Next Article in Journal
Development of Machine Learning Algorithms for Application in Major Performance Enhancement in the Selective Catalytic Reduction (SCR) System
Previous Article in Journal
Changes of Macrobenthic Diversity and Functional Groups in Saltmarsh Habitat under Different Seasons and Climatic Variables from a Subtropical Coast
 
 
Article
Peer-Review Record

ERF-XGB: Ensemble Random Forest-Based XG Boost for Accurate Prediction and Classification of E-Commerce Product Review

Sustainability 2023, 15(9), 7076; https://doi.org/10.3390/su15097076
by Daniyal M. Alghazzawi, Anser Ghazal Ali Alquraishee, Sahar K. Badri and Syed Hamid Hasan *
Reviewer 1:
Reviewer 2:
Sustainability 2023, 15(9), 7076; https://doi.org/10.3390/su15097076
Submission received: 8 February 2023 / Revised: 11 April 2023 / Accepted: 12 April 2023 / Published: 23 April 2023

Round 1

Reviewer 1 Report

The presentation of the method looks very well - I congratulate the authors with a good job. However, I have very serious comments on what is inside.

 

I've tried to look at the dataset source [25], and it leads to another article, where the authors state:

"We extract up-to-date movie data (movie name, Metascore, Rating, year, votes, and gross income) from IMDB movie site. This is an ethical (grey area) data extraction process from the internet, which is more accurate and reliable than collecting data from a third party."

 

So, there is no such thing as some fixed dataset, thus if you take it directly online, please provide info like period of time intervals or something, letting to reproduce your results. If I am wrong, just provide the link to the data instead of some indirect articles.

 

In both datasets there are "positive and negative categories", you state it and I have also checked it. So the targeted classification is binary. I have questions then: 

a. Why does your method support three (+neutral, see Figure 1, and there are comments "the sentiments of online reviews are classified using the proposed ERF-XGB approach into three categories as positive, negative and neutral sentiments") categories?

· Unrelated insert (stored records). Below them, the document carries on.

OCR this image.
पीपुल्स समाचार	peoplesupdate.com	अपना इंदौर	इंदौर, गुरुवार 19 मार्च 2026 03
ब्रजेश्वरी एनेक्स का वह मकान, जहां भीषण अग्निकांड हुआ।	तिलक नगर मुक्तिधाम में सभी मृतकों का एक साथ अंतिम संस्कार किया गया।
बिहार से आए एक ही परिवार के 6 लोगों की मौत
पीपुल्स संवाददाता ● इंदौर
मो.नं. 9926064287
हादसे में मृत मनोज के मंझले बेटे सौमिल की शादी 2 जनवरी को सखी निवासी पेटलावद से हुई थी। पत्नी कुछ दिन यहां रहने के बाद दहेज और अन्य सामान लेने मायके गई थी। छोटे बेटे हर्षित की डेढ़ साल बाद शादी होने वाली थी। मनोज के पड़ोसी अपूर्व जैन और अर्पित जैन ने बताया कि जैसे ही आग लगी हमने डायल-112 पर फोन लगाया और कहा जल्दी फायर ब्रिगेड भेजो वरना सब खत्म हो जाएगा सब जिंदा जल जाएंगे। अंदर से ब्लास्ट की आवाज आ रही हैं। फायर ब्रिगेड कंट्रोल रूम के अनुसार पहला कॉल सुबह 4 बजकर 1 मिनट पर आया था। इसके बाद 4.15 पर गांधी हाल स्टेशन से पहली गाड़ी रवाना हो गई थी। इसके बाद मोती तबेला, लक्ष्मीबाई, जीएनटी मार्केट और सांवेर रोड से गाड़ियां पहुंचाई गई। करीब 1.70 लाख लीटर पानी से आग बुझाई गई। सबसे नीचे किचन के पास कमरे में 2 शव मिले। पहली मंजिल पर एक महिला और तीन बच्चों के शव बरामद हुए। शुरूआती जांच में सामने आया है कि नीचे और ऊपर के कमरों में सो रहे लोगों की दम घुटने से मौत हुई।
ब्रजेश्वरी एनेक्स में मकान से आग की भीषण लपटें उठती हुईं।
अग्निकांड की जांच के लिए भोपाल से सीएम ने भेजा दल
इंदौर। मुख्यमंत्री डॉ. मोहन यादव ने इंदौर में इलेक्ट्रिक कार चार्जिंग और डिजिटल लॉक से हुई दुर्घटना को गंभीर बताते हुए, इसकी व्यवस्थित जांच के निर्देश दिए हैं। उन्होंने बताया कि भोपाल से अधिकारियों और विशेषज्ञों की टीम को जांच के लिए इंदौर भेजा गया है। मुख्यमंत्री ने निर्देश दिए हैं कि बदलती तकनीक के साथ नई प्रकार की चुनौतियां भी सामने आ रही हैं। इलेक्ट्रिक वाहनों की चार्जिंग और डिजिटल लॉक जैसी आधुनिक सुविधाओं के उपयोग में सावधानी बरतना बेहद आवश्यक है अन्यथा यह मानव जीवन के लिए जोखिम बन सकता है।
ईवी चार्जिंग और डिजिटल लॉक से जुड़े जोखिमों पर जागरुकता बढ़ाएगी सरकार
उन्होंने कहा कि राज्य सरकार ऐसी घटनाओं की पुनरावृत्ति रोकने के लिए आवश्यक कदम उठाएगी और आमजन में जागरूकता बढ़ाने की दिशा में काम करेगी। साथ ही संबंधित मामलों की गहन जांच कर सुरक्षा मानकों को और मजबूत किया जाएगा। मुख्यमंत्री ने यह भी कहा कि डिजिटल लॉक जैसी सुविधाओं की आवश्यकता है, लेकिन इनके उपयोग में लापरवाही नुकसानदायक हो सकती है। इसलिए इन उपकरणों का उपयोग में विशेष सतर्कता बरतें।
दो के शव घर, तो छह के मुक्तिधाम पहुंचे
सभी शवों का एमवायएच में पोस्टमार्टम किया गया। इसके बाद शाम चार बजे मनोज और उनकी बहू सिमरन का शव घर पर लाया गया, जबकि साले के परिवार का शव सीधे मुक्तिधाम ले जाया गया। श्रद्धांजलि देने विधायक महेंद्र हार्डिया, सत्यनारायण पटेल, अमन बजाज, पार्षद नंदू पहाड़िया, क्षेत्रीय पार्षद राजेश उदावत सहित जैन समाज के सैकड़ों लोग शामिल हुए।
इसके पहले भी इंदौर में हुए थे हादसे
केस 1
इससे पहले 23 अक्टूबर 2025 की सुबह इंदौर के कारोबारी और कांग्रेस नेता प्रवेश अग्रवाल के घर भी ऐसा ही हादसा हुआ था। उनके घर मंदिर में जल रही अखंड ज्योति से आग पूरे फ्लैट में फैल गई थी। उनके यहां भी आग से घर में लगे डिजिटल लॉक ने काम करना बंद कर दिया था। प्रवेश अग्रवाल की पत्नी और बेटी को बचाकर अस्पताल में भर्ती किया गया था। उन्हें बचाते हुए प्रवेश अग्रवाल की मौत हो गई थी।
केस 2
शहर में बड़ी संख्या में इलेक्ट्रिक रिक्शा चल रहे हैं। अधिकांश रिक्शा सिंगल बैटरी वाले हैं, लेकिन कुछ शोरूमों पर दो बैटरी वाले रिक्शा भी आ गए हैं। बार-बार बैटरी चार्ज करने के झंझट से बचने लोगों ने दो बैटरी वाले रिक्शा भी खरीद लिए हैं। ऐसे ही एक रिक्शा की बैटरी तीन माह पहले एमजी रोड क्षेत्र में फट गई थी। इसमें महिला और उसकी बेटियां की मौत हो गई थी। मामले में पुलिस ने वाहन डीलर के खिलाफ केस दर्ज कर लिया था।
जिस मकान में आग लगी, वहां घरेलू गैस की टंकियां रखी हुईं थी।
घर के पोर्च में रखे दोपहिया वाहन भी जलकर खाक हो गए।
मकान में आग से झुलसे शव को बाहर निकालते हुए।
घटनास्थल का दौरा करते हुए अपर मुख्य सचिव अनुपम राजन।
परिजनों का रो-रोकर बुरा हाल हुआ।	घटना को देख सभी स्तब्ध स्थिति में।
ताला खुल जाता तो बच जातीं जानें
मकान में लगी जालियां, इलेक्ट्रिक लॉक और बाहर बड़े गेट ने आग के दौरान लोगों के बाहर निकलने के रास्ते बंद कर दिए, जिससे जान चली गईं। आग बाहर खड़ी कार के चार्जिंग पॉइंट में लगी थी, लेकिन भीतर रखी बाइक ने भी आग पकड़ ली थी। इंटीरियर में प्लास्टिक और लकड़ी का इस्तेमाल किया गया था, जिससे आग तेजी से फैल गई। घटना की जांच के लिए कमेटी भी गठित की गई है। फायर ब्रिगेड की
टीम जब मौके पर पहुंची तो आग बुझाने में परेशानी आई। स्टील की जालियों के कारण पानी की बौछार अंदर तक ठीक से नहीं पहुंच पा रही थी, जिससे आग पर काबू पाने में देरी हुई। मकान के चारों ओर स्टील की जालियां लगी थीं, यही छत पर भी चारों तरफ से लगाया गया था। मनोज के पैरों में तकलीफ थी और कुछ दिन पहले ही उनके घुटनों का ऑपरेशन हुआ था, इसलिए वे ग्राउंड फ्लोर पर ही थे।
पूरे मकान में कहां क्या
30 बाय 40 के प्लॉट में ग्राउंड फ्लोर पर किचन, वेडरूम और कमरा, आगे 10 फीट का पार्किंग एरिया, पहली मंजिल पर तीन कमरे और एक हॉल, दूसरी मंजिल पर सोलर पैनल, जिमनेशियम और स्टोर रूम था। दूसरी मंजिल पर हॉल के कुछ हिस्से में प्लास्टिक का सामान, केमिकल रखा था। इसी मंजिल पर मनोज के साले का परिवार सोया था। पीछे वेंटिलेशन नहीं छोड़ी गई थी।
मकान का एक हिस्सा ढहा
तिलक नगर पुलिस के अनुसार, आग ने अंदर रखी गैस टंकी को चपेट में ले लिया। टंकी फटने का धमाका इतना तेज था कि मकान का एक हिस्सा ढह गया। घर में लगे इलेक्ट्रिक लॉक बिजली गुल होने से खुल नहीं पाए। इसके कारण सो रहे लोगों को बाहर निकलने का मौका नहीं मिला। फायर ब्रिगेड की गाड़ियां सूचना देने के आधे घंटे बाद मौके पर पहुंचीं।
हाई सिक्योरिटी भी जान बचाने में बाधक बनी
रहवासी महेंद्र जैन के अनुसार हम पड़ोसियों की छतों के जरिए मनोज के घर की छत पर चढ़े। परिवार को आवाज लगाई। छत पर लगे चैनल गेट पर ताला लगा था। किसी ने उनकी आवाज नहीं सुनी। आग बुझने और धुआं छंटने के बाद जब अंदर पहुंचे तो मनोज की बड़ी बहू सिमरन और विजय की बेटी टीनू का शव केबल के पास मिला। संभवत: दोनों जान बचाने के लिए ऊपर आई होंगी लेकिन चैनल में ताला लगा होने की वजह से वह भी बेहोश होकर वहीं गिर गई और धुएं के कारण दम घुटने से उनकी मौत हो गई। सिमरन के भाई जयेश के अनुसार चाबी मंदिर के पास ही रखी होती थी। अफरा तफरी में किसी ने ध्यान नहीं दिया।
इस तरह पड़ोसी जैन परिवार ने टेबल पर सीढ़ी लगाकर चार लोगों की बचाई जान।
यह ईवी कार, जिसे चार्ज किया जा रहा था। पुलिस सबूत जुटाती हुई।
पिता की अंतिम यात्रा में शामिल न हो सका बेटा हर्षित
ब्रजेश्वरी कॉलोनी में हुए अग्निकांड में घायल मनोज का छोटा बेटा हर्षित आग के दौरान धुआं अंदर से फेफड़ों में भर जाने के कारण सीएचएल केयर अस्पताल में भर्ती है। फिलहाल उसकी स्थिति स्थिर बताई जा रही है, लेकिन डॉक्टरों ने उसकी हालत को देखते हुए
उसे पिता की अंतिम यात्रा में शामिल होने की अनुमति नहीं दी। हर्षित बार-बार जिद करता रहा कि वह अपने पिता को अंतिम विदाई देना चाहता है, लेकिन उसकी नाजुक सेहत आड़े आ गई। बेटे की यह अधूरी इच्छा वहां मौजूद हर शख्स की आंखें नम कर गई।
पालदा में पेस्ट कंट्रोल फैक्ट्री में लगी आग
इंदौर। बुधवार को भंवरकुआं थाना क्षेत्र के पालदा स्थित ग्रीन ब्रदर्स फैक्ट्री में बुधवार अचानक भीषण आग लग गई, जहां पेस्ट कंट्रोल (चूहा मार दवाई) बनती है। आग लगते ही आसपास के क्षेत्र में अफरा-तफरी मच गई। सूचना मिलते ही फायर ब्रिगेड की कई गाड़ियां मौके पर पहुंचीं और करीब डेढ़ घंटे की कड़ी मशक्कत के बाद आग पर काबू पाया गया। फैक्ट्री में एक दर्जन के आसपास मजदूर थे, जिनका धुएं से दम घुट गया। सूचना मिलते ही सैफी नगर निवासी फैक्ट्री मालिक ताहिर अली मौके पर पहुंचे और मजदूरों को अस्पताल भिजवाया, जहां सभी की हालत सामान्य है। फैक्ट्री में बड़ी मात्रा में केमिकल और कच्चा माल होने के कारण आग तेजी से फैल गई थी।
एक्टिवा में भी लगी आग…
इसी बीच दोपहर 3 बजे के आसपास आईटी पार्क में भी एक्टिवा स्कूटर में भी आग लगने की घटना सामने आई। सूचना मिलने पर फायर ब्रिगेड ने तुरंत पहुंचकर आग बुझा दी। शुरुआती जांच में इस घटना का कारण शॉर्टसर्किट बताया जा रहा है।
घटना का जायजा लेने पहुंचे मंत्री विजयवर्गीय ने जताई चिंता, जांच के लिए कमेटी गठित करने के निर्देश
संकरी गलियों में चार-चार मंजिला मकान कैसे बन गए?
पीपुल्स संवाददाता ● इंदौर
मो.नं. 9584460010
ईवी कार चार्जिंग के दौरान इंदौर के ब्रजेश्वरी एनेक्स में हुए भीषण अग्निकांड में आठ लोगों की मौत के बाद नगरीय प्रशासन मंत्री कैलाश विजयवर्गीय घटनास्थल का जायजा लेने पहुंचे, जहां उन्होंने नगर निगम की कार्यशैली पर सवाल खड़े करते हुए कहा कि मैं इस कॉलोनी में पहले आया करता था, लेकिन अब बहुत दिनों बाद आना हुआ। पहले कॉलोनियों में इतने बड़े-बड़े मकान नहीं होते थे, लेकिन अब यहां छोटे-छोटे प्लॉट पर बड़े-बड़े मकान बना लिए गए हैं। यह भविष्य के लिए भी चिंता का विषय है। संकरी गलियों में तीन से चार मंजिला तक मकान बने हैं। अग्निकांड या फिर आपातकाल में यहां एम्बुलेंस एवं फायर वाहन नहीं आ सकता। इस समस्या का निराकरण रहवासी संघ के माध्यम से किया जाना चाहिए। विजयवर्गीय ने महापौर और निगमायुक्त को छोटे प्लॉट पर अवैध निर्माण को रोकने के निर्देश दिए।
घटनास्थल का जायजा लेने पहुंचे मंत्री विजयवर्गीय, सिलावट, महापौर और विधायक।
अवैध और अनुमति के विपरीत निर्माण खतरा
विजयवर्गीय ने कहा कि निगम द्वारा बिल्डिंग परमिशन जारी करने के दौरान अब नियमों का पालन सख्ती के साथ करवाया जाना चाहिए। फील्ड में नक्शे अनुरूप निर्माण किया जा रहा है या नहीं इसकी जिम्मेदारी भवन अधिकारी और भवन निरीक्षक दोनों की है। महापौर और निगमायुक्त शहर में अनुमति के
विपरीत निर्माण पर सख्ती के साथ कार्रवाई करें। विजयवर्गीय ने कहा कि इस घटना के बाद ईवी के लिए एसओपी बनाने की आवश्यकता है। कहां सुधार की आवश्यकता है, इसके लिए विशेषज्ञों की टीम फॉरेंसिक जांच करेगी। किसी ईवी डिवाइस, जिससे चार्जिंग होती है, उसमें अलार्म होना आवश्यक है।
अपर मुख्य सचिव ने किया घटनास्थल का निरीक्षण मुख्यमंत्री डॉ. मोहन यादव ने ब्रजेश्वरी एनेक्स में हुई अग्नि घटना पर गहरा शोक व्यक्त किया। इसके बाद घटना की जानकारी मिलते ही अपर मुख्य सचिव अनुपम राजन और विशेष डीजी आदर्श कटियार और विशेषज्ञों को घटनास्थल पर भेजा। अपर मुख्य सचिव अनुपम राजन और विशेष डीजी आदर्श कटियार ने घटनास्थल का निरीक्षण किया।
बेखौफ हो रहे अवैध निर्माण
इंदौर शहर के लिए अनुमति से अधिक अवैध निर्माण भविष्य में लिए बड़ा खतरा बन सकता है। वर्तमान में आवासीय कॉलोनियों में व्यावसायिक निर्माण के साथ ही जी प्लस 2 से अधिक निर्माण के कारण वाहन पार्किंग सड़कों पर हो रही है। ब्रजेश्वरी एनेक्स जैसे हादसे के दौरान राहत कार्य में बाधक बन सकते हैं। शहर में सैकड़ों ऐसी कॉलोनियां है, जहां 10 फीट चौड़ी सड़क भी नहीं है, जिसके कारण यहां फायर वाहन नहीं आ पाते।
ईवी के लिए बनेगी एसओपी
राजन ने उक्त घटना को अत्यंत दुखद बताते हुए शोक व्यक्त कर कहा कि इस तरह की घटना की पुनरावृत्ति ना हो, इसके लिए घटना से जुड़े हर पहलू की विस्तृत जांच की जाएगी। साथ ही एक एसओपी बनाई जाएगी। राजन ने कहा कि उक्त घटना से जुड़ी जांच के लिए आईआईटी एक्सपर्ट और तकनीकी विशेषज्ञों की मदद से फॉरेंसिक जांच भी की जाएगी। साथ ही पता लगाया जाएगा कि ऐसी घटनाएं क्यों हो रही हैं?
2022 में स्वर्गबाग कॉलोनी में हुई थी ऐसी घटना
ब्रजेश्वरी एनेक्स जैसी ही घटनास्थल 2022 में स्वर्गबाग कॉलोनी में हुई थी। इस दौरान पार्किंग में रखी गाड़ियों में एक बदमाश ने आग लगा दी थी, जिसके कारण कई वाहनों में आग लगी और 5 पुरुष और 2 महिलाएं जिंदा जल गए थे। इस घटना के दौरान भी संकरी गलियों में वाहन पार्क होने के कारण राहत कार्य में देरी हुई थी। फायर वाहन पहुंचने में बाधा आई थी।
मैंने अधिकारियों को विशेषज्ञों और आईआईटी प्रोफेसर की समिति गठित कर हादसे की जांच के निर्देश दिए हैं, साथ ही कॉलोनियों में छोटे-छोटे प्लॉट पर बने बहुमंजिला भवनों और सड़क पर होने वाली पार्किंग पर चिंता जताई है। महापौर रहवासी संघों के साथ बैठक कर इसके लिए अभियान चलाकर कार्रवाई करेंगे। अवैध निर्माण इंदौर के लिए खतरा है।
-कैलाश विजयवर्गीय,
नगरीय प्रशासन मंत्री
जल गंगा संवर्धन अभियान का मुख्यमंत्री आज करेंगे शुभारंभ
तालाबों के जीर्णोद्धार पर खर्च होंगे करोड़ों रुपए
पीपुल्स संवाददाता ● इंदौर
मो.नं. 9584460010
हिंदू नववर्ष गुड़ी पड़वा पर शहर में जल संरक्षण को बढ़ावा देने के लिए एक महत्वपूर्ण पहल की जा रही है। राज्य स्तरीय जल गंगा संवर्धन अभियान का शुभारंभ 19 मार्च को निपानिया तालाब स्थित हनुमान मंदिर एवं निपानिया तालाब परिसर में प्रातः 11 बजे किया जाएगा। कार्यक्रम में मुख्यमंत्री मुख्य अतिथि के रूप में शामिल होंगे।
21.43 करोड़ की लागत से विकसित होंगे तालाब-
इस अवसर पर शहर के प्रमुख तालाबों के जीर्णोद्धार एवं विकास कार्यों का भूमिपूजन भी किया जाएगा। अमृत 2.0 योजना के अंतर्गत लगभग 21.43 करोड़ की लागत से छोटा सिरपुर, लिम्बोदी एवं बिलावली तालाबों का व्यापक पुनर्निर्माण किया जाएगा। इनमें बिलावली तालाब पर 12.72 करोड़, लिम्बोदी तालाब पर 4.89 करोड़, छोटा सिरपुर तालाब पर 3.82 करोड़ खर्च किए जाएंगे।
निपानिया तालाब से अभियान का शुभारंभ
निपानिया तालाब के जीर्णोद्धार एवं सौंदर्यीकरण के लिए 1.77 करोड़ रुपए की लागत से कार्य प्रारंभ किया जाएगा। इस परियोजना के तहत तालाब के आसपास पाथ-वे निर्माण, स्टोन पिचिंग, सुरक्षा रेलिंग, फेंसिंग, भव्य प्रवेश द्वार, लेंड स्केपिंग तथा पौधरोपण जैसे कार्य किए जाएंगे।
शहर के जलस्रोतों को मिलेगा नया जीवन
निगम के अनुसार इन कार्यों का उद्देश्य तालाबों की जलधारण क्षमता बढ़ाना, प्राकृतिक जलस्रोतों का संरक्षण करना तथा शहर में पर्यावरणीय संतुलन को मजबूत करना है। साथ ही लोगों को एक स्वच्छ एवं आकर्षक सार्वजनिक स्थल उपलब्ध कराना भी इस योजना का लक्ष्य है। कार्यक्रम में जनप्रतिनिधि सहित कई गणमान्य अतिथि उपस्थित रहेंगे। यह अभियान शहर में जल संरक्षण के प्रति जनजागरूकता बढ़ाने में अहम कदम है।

b. If your method supports three categories, then we have no idea if this works simply because there was no dataset used with three in the current article. Maybe it simply won't work?

Discuss the topic of the number of categories explicitly, please.

 

I don't see that the dataset would be split into learning and testing parts, the proportions are not provided either, thus I assume that you calculate metrics and methods are learning using the same data. There are examples on the internet where the results are better. Let's take a look at this Kaggle amateur research:

https://www.kaggle.com/code/thikhuyenle/combination-of-cnn-lstm-for-text-classification

There is some keypoints on it:

1. it uses 50000 IMDB reviews instead of 25000

2. the accuracy reaches 97%

3. author also splits the dataset into testing and validating(which is often omitted)

 

I am absolutely sure that for practical purposes the accuracy of the learning part is not representative at all, if you want to convince me that your method works - provide the performance metric on the testing part, e.g. 30% of data must be not involved in the training process - it must be used for testing (metric calculations) purposes only. My doubts would be gone if you would provide train and validation accuracy curves, where X would be a number of iterations of the optimization method, similarly as it is done in that amateur Kaggle mini-research.

 

The selection of methods used in this article is very weird, I have these questions:

1. You use modified XGboost, so why didn't you compare it to the original XGboost?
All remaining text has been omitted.